Compiló un libro-Biblia, Cumbia, copeteo y lágrimas. Informe Nacional sobre la situación de las travestis, transexuales y transgéneros, que acaba de tener su reedición. Escribía María Moreno: “Cumbia, copeteo y lágrimas, junto con La gesta del nombre propio, también compilado por Lohana Berkins y editado por Ediciones Madres de Plaza de Mayo, son textos fundantes para el archivo propio de quienes por décadas sólo conocieron los archivos policiales y los psicopatológicos, el prontuario y el diagnóstico de hermafrodita; siempre caídos y corridos por los patrulleros de la idea de Nación”. María Moreno también la definía en el suplemento Soy como un cuadro político pero especificaba (porque no todos los cuadros tienen el mismo marco y ninguno el de Lohana): “Si, según la doxa revolucionaria un cuadro es un individuo que ha alcanzado el suficiente desarrollo político como para poder interpretar las grandes directivas emanadas del poder central, hacerlas suyas y transmitirlas como orientación a la masa, esa escolástica ha sido jaqueada. La política de Lohana desobedece no separando la teoría del territorio, la fiesta del piquete, la mediación y la alianza táctica, Rosa Luxemburgo de la Difunta Correa, oponiendo a la obediencia, la crítica y la invención. La prueba del cuadro es la plaza. Por eso la voz de Lohana es la inscripción en su cuerpo de su lucha. Impresionante, como la de esos poetas en quienes la poesía les ha tomado el cuerpo y entonces sólo ellos pueden interpretarla: un Ezra Pound, un Néstor Perlonguer, una Alejandra Pizarnik”.

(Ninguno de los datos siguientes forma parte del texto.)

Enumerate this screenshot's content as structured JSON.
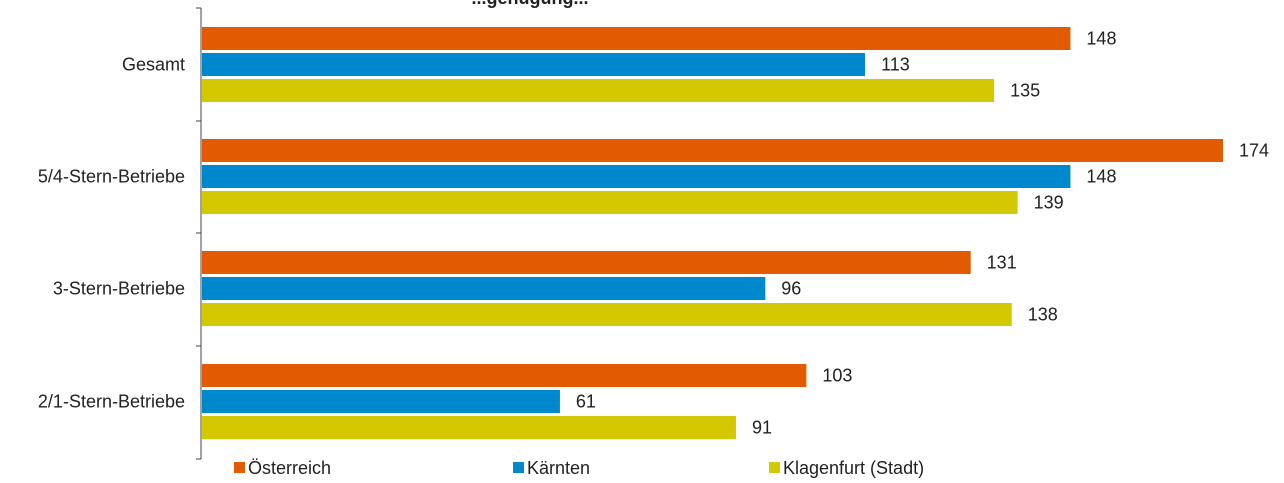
{
  "chart_data": {
    "type": "bar",
    "orientation": "horizontal",
    "title": "...genügung...",
    "categories": [
      "Gesamt",
      "5/4-Stern-Betriebe",
      "3-Stern-Betriebe",
      "2/1-Stern-Betriebe"
    ],
    "series": [
      {
        "name": "Österreich",
        "color": "#E35B00",
        "values": [
          148,
          174,
          131,
          103
        ]
      },
      {
        "name": "Kärnten",
        "color": "#0088CC",
        "values": [
          113,
          148,
          96,
          61
        ]
      },
      {
        "name": "Klagenfurt (Stadt)",
        "color": "#D4C800",
        "values": [
          135,
          139,
          138,
          91
        ]
      }
    ],
    "xlim": [
      0,
      174
    ],
    "grid": false,
    "legend": "bottom"
  }
}
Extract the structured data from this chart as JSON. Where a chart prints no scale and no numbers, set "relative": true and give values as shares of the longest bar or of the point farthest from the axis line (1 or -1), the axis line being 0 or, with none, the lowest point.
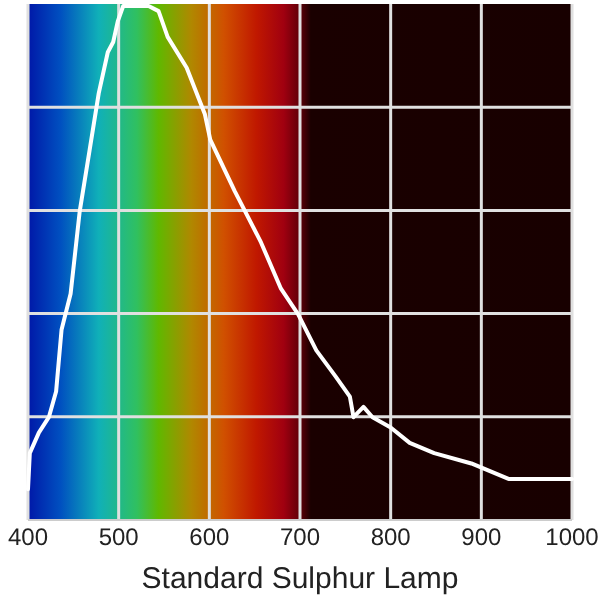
{
  "chart_data": {
    "type": "line",
    "xlabel": "Standard Sulphur Lamp",
    "relative": true,
    "grid": true,
    "marker": "none",
    "line_style": "solid",
    "xlim": [
      400,
      1000
    ],
    "xticks": [
      400,
      500,
      600,
      700,
      800,
      900,
      1000
    ],
    "x": [
      400,
      402,
      412,
      423,
      431,
      437,
      447,
      457,
      468,
      478,
      488,
      494,
      499,
      505,
      515,
      533,
      544,
      554,
      575,
      595,
      601,
      628,
      657,
      679,
      698,
      718,
      739,
      755,
      759,
      770,
      780,
      800,
      821,
      848,
      889,
      930,
      956,
      991,
      1000
    ],
    "series": [
      {
        "color": "#ffffff",
        "values": [
          0.06,
          0.13,
          0.17,
          0.2,
          0.25,
          0.37,
          0.44,
          0.6,
          0.72,
          0.83,
          0.91,
          0.93,
          0.97,
          1,
          1,
          1,
          0.99,
          0.94,
          0.88,
          0.79,
          0.74,
          0.64,
          0.54,
          0.45,
          0.4,
          0.33,
          0.28,
          0.24,
          0.2,
          0.22,
          0.2,
          0.18,
          0.15,
          0.13,
          0.11,
          0.08,
          0.08,
          0.08,
          0.08
        ]
      }
    ]
  }
}
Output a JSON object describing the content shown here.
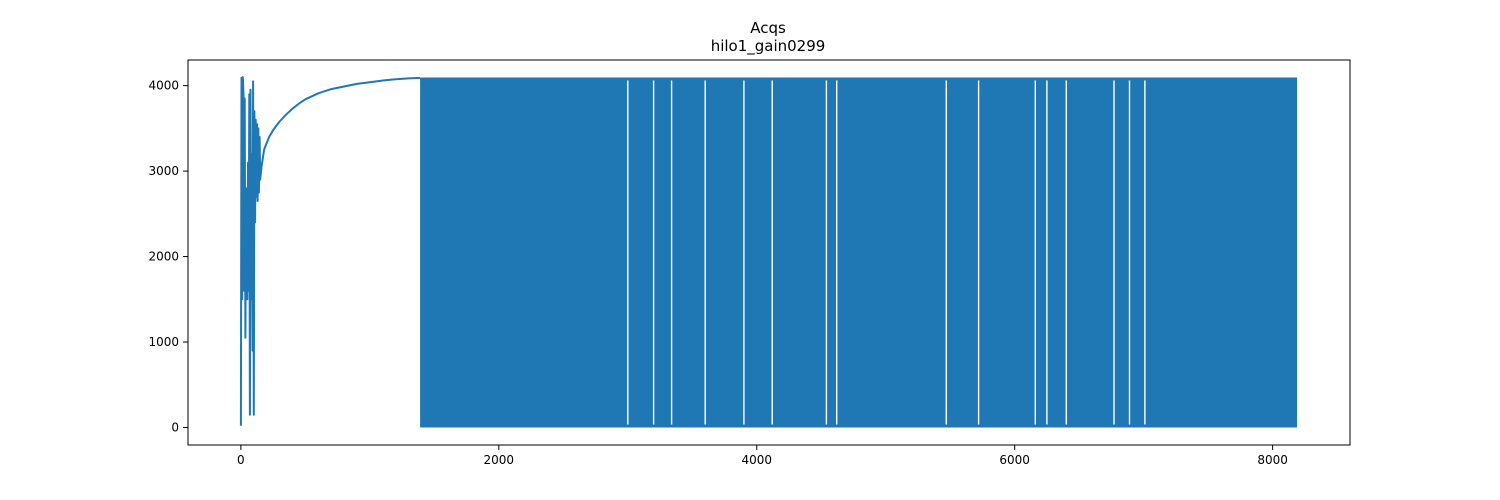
{
  "chart_data": {
    "type": "line",
    "title": "Acqs",
    "subtitle": "hilo1_gain0299",
    "xlabel": "",
    "ylabel": "",
    "xlim": [
      -410,
      8600
    ],
    "ylim": [
      -205,
      4300
    ],
    "x_ticks": [
      0,
      2000,
      4000,
      6000,
      8000
    ],
    "y_ticks": [
      0,
      1000,
      2000,
      3000,
      4000
    ],
    "x_tick_labels": [
      "0",
      "2000",
      "4000",
      "6000",
      "8000"
    ],
    "y_tick_labels": [
      "0",
      "1000",
      "2000",
      "3000",
      "4000"
    ],
    "grid": false,
    "legend": "none",
    "series_color": "#1f77b4",
    "series": [
      {
        "x": [
          0,
          5,
          10,
          15,
          20,
          25,
          30,
          35,
          40,
          45,
          50,
          55,
          60,
          65,
          70,
          75,
          80,
          85,
          90,
          95,
          100,
          105,
          110,
          115,
          120,
          125,
          130,
          135,
          140,
          145,
          150,
          160,
          170,
          180,
          200,
          220,
          250,
          300,
          350,
          400,
          450,
          500,
          600,
          700,
          800,
          900,
          1000,
          1100,
          1200,
          1300,
          1390
        ],
        "values": [
          20,
          4090,
          1500,
          4100,
          3900,
          1600,
          3850,
          1050,
          2800,
          2200,
          1500,
          3100,
          1600,
          3900,
          150,
          3950,
          1500,
          3200,
          900,
          4050,
          150,
          3700,
          2400,
          3600,
          2700,
          3550,
          2650,
          3500,
          2750,
          3400,
          2900,
          3050,
          3150,
          3250,
          3330,
          3400,
          3480,
          3580,
          3660,
          3730,
          3790,
          3840,
          3910,
          3960,
          3990,
          4020,
          4040,
          4060,
          4075,
          4085,
          4090
        ]
      }
    ],
    "dense_oscillation": {
      "x_range": [
        1390,
        8190
      ],
      "min": 0,
      "max": 4095,
      "gap_x": [
        3000,
        3200,
        3340,
        3600,
        3900,
        4120,
        4540,
        4620,
        5470,
        5720,
        6160,
        6250,
        6400,
        6770,
        6890,
        7010
      ]
    }
  }
}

Conocí poco a Lohana, no voy a pretender una cercanía personal. Pienso en las amigxs que la amaban, que marcharon, discutieron, bailaron y lloraron con ella, pienso en las velas que encendieron alrededor del hospital Italiano hace días. Pero a pesar de todo la tengo, cerca, como todos, porque en este país le debemos mucho. Lohana cambió la Argentina. Dicho así parece una frase broncínea vacía, pero sucede que Lohana realmente lo hizo. Sin Lohana, no habría ley de identidad de género. Tampoco cuestiones básicas de dignidad: logró que la inscribieran en un colegio secundario, para maestra, con su nombre propio; fue candidata a diputada y asesora de legisladoras lo que, de paso, la convirtió en la primera travesti argentina con un trabajo estatal; fundó la primera cooperativa –la Nadia Echazú– dirigida e integrada por travestis y transexuales. Como escribe también Marta Dillon, “la enumeración podría seguir pero no es una cuestión de orden, sino de cómo se llega a la meta”.

Lohana es un ícono, me decía hace dos domingos Fernando Noy, es la Pacha, es Mercedes, es Atahualpa. María Moreno la llamaba “travestiarca”. No somos escoria, decía Lohana. Nuestro destino no es la cárcel ni el calabozo, decía. El motor del cambio es el amor, insistía, pero también la furia trava. Lohana era el amor y la furia. No sabemos, ahora, a horas de su muerte, lo que hemos perdido. No tenemos dimensión. Las palabras son insuficientes para explicarla, ¿será mejor una foto, esa donde levanta las manos con una remera que dice “Sin demora, identidad ¡¡ahora!!” ¿O la de los ojos casi cerrados, el poncho cubriéndole la espalda, ella parada de perfil con el Ministerio de Desarrollo Social y Evita de hierro en el fondo? ¿Aquella sexy con los brazos levantados, la remera lila, las tetas imponentes y los pómulos de reina? Mirarla, ver su estatura. Su talla. La ausencia de ese cuerpo que ella fundó político. Es casi carnaval y estamos de duelo.